The 20th century started out blockbusters for opera orchestration, between Debussy and the two Strauss Einackters. Why then, with the exceptions of radically different pit bands for Glass or Ashley, so late in the century, did opera so lamentably stop being a genre for instrumental innovation? I suspect that the "too big to fail" scale and status of opera houses and orchestras as institutions played a major role, with considerable inertia in the composition and usage of the pit orchestra. In any case, the failure to innovate has come at a large cost to the genre as both a wider public attraction and a musical/intellectual playground.
3 comments:
Well, there is also the place that Opera had within the larger context of musical development at the time.
Consider the reactions of the public (especially in Paris) to works like Debussy's Prelude, Stravinsky's Le Sacre, and Satie's Parade. Such a reaction as Le Sacre got at the time might bankrupt an opera company.
Then there's the musical direction itself. While Strauss's Elektra was certainly a key work at the time, he himself never went into that direction again, falling back on "safer" Romantic patterns. With both Elektra and the later Wozzeck, the audiences at the time were still having difficulty accepting the musical structures, nevermind the intensity of the subject matter.

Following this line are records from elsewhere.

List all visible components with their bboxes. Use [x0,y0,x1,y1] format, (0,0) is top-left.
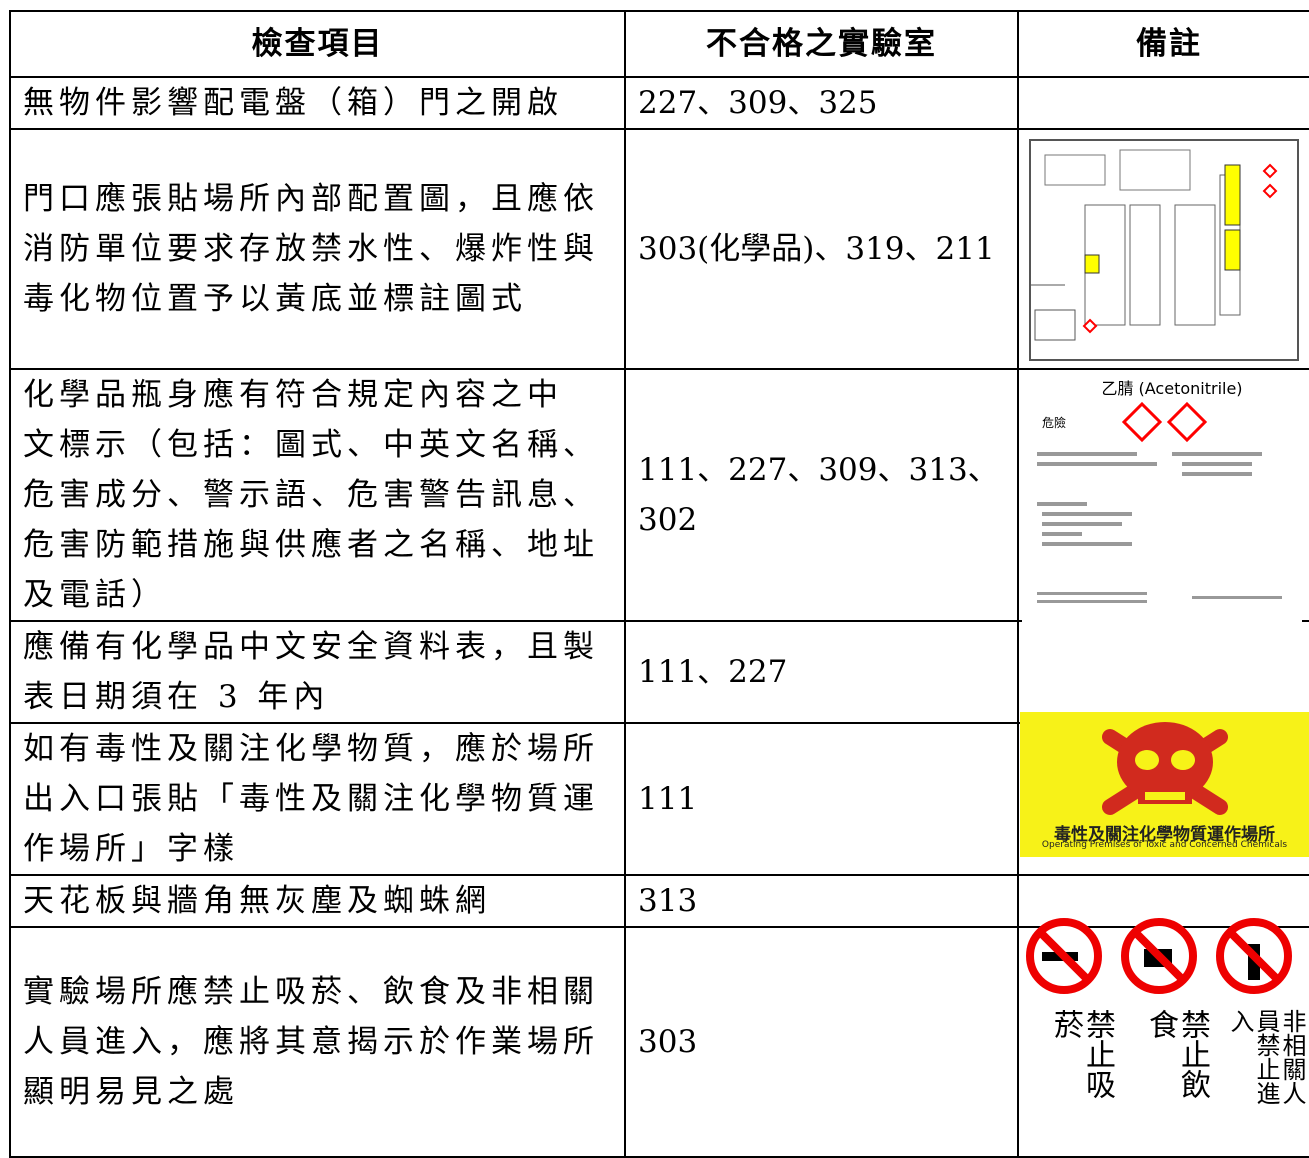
item-line: 人員進入，應將其意揭示於作業場所 [23,1024,599,1060]
prohibition-signs: 禁止吸菸 禁止飲食 非相關人員禁止進入 [1022,914,1309,1126]
item-line: 毒化物位置予以黃底並標註圖式 [23,281,527,317]
item-line: 無物件影響配電盤（箱）門之開啟 [23,85,563,121]
item-line: 如有毒性及關注化學物質，應於場所 [23,731,599,767]
item-line: 危害成分、警示語、危害警告訊息、 [23,477,599,513]
labs-line: 313 [638,883,698,919]
sign-english: Operating Premises of Toxic and Concerne… [1041,840,1288,850]
item-line: 門口應張貼場所內部配置圖，且應依 [23,181,599,217]
labs-cell: 111 [624,722,1019,876]
labs-line: 303 [638,1024,698,1060]
toxic-sign: 毒性及關注化學物質運作場所 Operating Premises of Toxi… [1020,712,1309,857]
labs-cell: 227、309、325 [624,76,1019,130]
labs-line: 111 [638,781,698,817]
item-cell: 如有毒性及關注化學物質，應於場所 出入口張貼「毒性及關注化學物質運 作場所」字樣 [9,722,626,876]
item-line: 表日期須在 3 年內 [23,679,330,715]
prohibition-label: 非相關人員禁止進入 [1226,1009,1306,1105]
item-line: 應備有化學品中文安全資料表，且製 [23,629,599,665]
label-signal: 危險 [1042,415,1066,430]
page: 檢查項目 不合格之實驗室 備註無物件影響配電盤（箱）門之開啟 227、309、325 門… [9,10,1309,1158]
item-line: 出入口張貼「毒性及關注化學物質運 [23,781,599,817]
item-line: 作場所」字樣 [23,831,239,867]
floor-plan [1029,139,1299,361]
item-line: 天花板與牆角無灰塵及蜘蛛網 [23,883,491,919]
item-line: 文標示（包括：圖式、中英文名稱、 [23,427,599,463]
sign-text: 毒性及關注化學物質運作場所 [1054,825,1275,845]
header-cell: 不合格之實驗室 [624,10,1019,78]
item-cell: 天花板與牆角無灰塵及蜘蛛網 [9,874,626,928]
labs-line: 302 [638,502,698,538]
prohibition-label: 禁止飲食 [1143,1009,1210,1099]
labs-cell: 111、227、309、313、 302 [624,368,1019,622]
header-cell: 備註 [1017,10,1309,78]
labs-line: 303(化學品)、319、211 [638,231,995,267]
item-line: 危害防範措施與供應者之名稱、地址 [23,527,599,563]
item-line: 及電話） [23,577,167,613]
item-cell: 化學品瓶身應有符合規定內容之中 文標示（包括：圖式、中英文名稱、 危害成分、警示語、… [9,368,626,622]
labs-line: 227、309、325 [638,85,878,121]
item-cell: 實驗場所應禁止吸菸、飲食及非相關 人員進入，應將其意揭示於作業場所 顯明易見之處 [9,926,626,1158]
chemical-label: 乙腈 (Acetonitrile) 危險 [1022,372,1302,622]
labs-cell: 313 [624,874,1019,928]
labs-cell: 303(化學品)、319、211 [624,128,1019,370]
item-cell: 應備有化學品中文安全資料表，且製 表日期須在 3 年內 [9,620,626,724]
note-cell [1017,76,1309,130]
label-title: 乙腈 (Acetonitrile) [1101,379,1242,398]
table-row: 應備有化學品中文安全資料表，且製 表日期須在 3 年內 111、227 [9,620,1309,724]
labs-line: 111、227 [638,654,788,690]
item-cell: 無物件影響配電盤（箱）門之開啟 [9,76,626,130]
table-row: 無物件影響配電盤（箱）門之開啟 227、309、325 [9,76,1309,130]
labs-cell: 111、227 [624,620,1019,724]
item-line: 顯明易見之處 [23,1074,239,1110]
header-row: 檢查項目 不合格之實驗室 備註 [9,10,1309,78]
item-line: 消防單位要求存放禁水性、爆炸性與 [23,231,599,267]
labs-cell: 303 [624,926,1019,1158]
item-cell: 門口應張貼場所內部配置圖，且應依 消防單位要求存放禁水性、爆炸性與 毒化物位置予以黃… [9,128,626,370]
prohibition-icons [1026,918,1292,994]
skull-icon [1102,722,1228,815]
item-line: 化學品瓶身應有符合規定內容之中 [23,377,563,413]
header-cell: 檢查項目 [9,10,626,78]
note-cell [1017,620,1309,724]
prohibition-label: 禁止吸菸 [1048,1009,1115,1099]
item-line: 實驗場所應禁止吸菸、飲食及非相關 [23,974,599,1010]
labs-line: 111、227、309、313、 [638,452,999,488]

There was perhaps some development in Opera as a leading edge form in Britten's Peter Grimes. Too, Shostakovich's Lady MacBeth is something of a direction-setter, only we know what happened there. Such politics, as well as the post-war depressions (and the war's impact on the population at large), likely played a role in the "safety" of Opera in Germany and Italy at the time.

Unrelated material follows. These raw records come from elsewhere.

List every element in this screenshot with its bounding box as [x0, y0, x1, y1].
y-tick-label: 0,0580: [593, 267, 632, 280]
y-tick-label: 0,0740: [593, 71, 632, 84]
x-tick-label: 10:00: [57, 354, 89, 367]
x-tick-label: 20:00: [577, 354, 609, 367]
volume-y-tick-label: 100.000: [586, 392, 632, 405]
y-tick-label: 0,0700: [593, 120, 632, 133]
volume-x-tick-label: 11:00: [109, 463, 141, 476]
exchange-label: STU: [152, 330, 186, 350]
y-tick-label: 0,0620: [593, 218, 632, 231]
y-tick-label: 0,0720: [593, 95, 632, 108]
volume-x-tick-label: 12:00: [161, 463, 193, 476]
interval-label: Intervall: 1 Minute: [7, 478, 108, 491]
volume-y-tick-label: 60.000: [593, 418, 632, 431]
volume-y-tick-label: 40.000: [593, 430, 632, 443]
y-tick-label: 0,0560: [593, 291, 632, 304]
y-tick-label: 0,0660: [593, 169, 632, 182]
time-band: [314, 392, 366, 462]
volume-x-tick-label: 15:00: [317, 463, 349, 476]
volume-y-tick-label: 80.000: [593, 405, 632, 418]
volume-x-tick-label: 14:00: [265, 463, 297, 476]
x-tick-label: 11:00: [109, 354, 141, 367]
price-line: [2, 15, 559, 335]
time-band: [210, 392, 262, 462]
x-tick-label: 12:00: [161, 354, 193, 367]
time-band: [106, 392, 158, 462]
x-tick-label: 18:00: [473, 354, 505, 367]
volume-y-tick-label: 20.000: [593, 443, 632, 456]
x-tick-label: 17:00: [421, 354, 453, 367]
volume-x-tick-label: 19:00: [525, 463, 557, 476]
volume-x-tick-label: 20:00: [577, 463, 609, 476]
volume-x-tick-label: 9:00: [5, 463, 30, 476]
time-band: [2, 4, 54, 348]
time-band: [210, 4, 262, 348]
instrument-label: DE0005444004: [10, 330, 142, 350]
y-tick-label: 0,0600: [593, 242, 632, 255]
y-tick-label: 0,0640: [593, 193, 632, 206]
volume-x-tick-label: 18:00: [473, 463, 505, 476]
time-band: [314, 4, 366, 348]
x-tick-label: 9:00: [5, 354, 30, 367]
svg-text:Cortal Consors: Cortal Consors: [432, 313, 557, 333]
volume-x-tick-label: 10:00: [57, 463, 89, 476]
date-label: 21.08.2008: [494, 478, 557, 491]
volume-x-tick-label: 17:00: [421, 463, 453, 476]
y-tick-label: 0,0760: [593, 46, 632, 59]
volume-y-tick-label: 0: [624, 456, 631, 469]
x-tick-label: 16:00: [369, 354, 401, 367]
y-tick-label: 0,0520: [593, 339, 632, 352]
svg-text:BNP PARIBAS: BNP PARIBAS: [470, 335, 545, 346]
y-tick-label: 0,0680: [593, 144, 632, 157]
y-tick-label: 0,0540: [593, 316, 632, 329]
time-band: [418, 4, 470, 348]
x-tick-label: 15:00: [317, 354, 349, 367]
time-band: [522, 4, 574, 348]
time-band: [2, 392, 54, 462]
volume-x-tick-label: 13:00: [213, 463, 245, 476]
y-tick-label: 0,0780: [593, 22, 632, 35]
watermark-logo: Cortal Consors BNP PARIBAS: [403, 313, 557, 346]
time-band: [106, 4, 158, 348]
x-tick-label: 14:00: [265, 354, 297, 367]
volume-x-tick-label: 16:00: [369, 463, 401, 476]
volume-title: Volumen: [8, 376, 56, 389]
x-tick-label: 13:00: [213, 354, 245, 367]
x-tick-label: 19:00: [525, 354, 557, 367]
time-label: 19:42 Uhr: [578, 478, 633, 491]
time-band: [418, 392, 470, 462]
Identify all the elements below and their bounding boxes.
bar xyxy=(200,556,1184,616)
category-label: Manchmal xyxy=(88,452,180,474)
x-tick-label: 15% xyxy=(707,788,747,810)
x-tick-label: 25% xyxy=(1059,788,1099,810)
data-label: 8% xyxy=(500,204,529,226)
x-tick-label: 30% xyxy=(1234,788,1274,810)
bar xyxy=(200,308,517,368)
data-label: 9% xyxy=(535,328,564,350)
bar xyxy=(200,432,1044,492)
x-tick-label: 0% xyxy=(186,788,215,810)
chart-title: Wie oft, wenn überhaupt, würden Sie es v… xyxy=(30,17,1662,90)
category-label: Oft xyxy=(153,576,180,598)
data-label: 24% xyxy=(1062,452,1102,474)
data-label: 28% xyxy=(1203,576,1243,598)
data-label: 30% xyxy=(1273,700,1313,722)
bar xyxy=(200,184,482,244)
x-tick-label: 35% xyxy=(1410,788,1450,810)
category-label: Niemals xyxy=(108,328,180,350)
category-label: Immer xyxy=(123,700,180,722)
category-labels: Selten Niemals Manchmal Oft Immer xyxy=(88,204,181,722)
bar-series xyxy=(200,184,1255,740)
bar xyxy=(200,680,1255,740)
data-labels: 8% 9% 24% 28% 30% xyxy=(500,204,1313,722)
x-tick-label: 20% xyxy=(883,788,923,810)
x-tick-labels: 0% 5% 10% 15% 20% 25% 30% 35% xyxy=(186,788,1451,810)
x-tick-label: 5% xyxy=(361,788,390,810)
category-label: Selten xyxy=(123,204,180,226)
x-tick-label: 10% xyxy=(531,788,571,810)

One of the other changes is that the Americans were now finding a different identity and footing in the mid 20th century. They weren't making operas, but rather they were inventing the American Musical.
Even though it doesn't really have an ending, which in its own way is sort of cool, Verdi's "Don Carlo/Don Carlos" is the great 19th century opera, period. Musically and dramatically, it's stuffed with richness but as economically as can be. The only other 19th century operatic works that I love as much are those other behemoths, Rossini's "Guillaume Tell" and Berlioz's "Les Troyens." I was a supernumerary a couple of times for "Don Carlo," dragging tenors and baritones off the stage, and it couldn't have been more fun. Enjoy your backstage babysitting with Verdi, who really was god.
Mike --
The non-ending of Don Carlo(s) — reflecting both the story itself and Verdi's own sense of striving despite pessimism — makes it more of a late 20th century, proto-existentialist work, than a mid-19th century work, don't you think? I wonder if that affected its performance history even more than the fact that the second-tier figures have the real crowd pleasing arias and ensembles (Posa, Eboli, King, Grand Inquisator).

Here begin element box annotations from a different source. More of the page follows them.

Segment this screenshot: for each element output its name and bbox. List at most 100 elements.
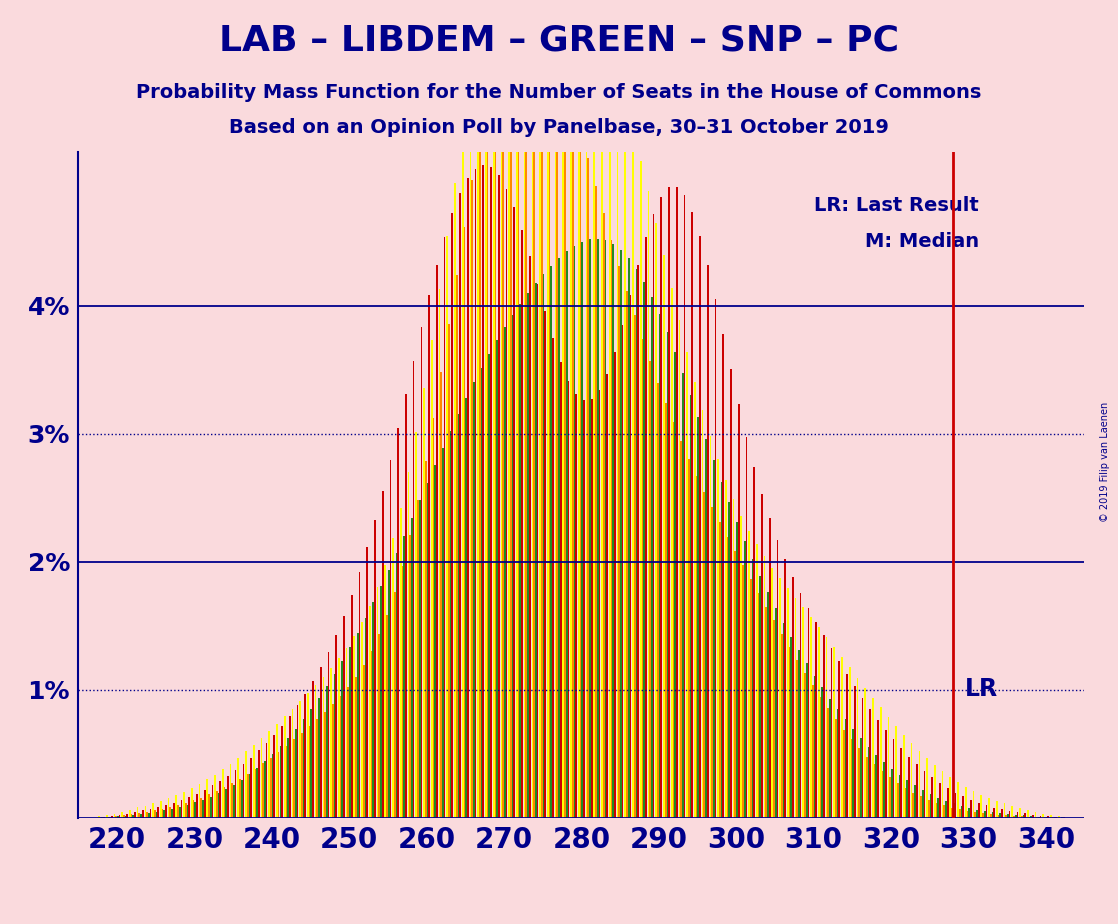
Bar: [364, 618, 367, 818]
Bar: [769, 518, 770, 818]
Bar: [98, 816, 100, 818]
Bar: [811, 617, 812, 818]
Bar: [598, 391, 600, 818]
Bar: [1008, 811, 1011, 818]
Bar: [852, 729, 854, 818]
Bar: [436, 265, 438, 818]
Bar: [106, 815, 107, 818]
Bar: [300, 701, 301, 818]
Bar: [831, 649, 833, 818]
Bar: [982, 813, 984, 818]
Bar: [711, 507, 713, 818]
Bar: [792, 577, 794, 818]
Bar: [168, 798, 170, 818]
Bar: [1038, 817, 1040, 818]
Bar: [188, 796, 190, 818]
Bar: [785, 559, 786, 818]
Bar: [622, 325, 624, 818]
Bar: [312, 681, 314, 818]
Bar: [162, 808, 163, 818]
Bar: [833, 647, 835, 818]
Bar: [301, 733, 303, 818]
Bar: [978, 803, 979, 818]
Bar: [818, 627, 819, 818]
Bar: [679, 321, 680, 818]
Bar: [226, 789, 227, 818]
Bar: [345, 648, 348, 818]
Bar: [881, 772, 883, 818]
Bar: [900, 748, 902, 818]
Bar: [268, 731, 271, 818]
Bar: [807, 607, 809, 818]
Bar: [148, 813, 150, 818]
Text: LAB – LIBDEM – GREEN – SNP – PC: LAB – LIBDEM – GREEN – SNP – PC: [219, 23, 899, 57]
Bar: [915, 785, 916, 818]
Bar: [1042, 814, 1044, 818]
Bar: [566, 251, 568, 818]
Bar: [351, 595, 352, 818]
Bar: [486, 99, 489, 818]
Bar: [207, 780, 208, 818]
Bar: [357, 633, 359, 818]
Bar: [539, 0, 541, 818]
Bar: [1040, 816, 1042, 818]
Bar: [224, 787, 226, 818]
Bar: [836, 710, 838, 818]
Bar: [1012, 806, 1013, 818]
Bar: [150, 808, 151, 818]
Bar: [400, 507, 401, 818]
Bar: [812, 685, 814, 818]
Bar: [965, 786, 967, 818]
Bar: [1058, 816, 1060, 818]
Bar: [328, 652, 330, 818]
Bar: [195, 802, 196, 818]
Bar: [533, 11, 534, 818]
Bar: [774, 620, 775, 818]
Bar: [558, 258, 560, 818]
Bar: [152, 803, 154, 818]
Bar: [243, 764, 244, 818]
Bar: [211, 785, 214, 818]
Bar: [699, 236, 701, 818]
Bar: [945, 801, 947, 818]
Bar: [288, 716, 291, 818]
Bar: [617, 82, 618, 818]
Bar: [396, 553, 397, 818]
Bar: [968, 808, 970, 818]
Bar: [790, 637, 792, 818]
Bar: [239, 779, 240, 818]
Bar: [266, 743, 267, 818]
Bar: [796, 660, 798, 818]
Bar: [438, 289, 440, 818]
Bar: [897, 784, 899, 818]
Bar: [703, 492, 705, 818]
Bar: [409, 535, 411, 818]
Bar: [315, 685, 316, 818]
Bar: [896, 726, 897, 818]
Bar: [340, 696, 341, 818]
Bar: [860, 738, 862, 818]
Bar: [999, 813, 1001, 818]
Bar: [891, 769, 892, 818]
Bar: [777, 540, 778, 818]
Text: Probability Mass Function for the Number of Seats in the House of Commons: Probability Mass Function for the Number…: [136, 83, 982, 103]
Bar: [203, 790, 206, 818]
Bar: [967, 811, 968, 818]
Bar: [758, 593, 759, 818]
Bar: [851, 739, 852, 818]
Bar: [746, 437, 747, 818]
Bar: [748, 531, 750, 818]
Bar: [872, 698, 874, 818]
Bar: [216, 791, 218, 818]
Text: LR: Last Result: LR: Last Result: [814, 196, 979, 214]
Bar: [722, 334, 724, 818]
Bar: [565, 79, 566, 818]
Bar: [131, 814, 132, 818]
Bar: [163, 810, 165, 818]
Bar: [417, 500, 419, 818]
Bar: [960, 806, 963, 818]
Bar: [229, 764, 231, 818]
Bar: [155, 811, 158, 818]
Bar: [624, 106, 626, 818]
Bar: [605, 240, 606, 818]
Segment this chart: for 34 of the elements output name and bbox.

I tentatively with agree with you about this trio of works, with my edge probably going to Les Troyens. Sadly, I've never seen Guillaume Tell on stage, but the score is wonderful. (BTW, I envy your Don Carlo work: I can imagine no greater kick that getting to supernumer in all three, a veritable grand slam of opera walkonandoffs.) But before I commit to this list, I still need to know Falstaff and Oberon (yes, Oberon, and in English) better.
A second BTW: The end of the Frankfurt season features The Damnation of Faust and it's been very interesting to see how exotic the French repertoire in general, and Berlioz in particular, remains to a German public. I hope to write about this soon.